The Queen of Procrastination
I have something to say.
And I’m not sure where to start. The word procrastination keeps circling my brain like a vulture waiting to pounce on it’s prey.
I got guilted into writing today. And I am SO thankful for my accountability buddy for making me feel this way. You know who you are.
I’m not sure what it is…maybe it’s because I have so many thoughts and ideas floating around in my head and the idea of putting them together in to logical sentences is overwhelming. Or maybe it’s because people tell me that I have lots of good information to share, but hey, so do a gazillion other people, and I don’t really believe them. Or maybe I’ve procrastinated writing because I’ve had too much other, more important things to do. (that’s a flat out lie.)
Merriam Webster defines procrastinating – to put off intentionally and habitually. I nailed it. So, when I was meeting with my accountability buddy a few days ago (let’s call her “Julie”), we had a serious chat about procrastination. Basically, me not writing this blog wasn’t painful enough. There were no consequences. The earth wasn’t going to cave in. Nothing was going to happen to my favorite tea mug. My hair wasn’t going to fall out. I was still going to function like an adult.
But here’s what happened next. “Julie” said something that hit my guilt muscle. She said something about making a commitment and not following through She said something about me having something worthwhile to say, and people wanted to hear from me. She said something about disappointing others. And that hurt. (and I was SO grateful to her for saying those things!)
So, that chat has kicked me into gear. I have procrastinated on MANY things lately, and over the last 48 hours, I’ve dug deep and crossed MANY things off of my to-do list in my monaplanner© (thank goodness I had them written down.)

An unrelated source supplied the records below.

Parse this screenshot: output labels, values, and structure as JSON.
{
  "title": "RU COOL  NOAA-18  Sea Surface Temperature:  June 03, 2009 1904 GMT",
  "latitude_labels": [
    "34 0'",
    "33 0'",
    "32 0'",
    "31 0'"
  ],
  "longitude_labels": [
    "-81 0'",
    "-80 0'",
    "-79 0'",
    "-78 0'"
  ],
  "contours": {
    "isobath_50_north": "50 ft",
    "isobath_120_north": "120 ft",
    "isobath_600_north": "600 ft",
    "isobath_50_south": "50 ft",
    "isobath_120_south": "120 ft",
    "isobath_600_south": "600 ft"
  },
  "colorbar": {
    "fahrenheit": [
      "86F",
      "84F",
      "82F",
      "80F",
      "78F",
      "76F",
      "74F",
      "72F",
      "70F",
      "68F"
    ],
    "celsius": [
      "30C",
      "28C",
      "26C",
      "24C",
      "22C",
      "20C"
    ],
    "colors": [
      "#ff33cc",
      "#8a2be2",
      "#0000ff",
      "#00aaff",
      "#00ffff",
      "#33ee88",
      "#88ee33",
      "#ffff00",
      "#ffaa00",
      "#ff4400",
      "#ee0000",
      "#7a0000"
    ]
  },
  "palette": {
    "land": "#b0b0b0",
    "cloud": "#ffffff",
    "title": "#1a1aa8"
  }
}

But, the end of the world was drawing near, and I knew I had to write my feelings about procrastinating.
Oh, part of the procrastinating process was researching procrastination (that was after scouring through my recipes and not finding anything I wanted to make, going to a movie, running into Target without a list and finally, yes FINALLY deciding that I would head to the library and NOT LEAVE until this was done) I have 1 hour and 11 minutes before they close.
I’ve also already done my weekly brain dump, which usually doesn’t happen until after 6pm on a Sunday, I’ve done 3 loads of laundry, decided on a few recipes for the week, and read for an hour. You see, I’m milking this procrastination game for all I can. Who am I kidding…I’ve been uber productive!
Here’s a good article that made me think it was written just for me, and maybe you too. I think the hardest thing about putting off writing this post was admitting that I don’t always practice what I preach. Hard pill to swallow sometimes.
So, what have I learned?
Accountability buddies are worth their weight in gold.
Writing at the library is fairly free of distractions.
Guilt, and fear of disappointing someone can be a great motivator for me.
If I just “did the task” to begin with, I could avoid the guilt.
I am my best audience
I’d love to hear how you procrastinate. When you get around to it.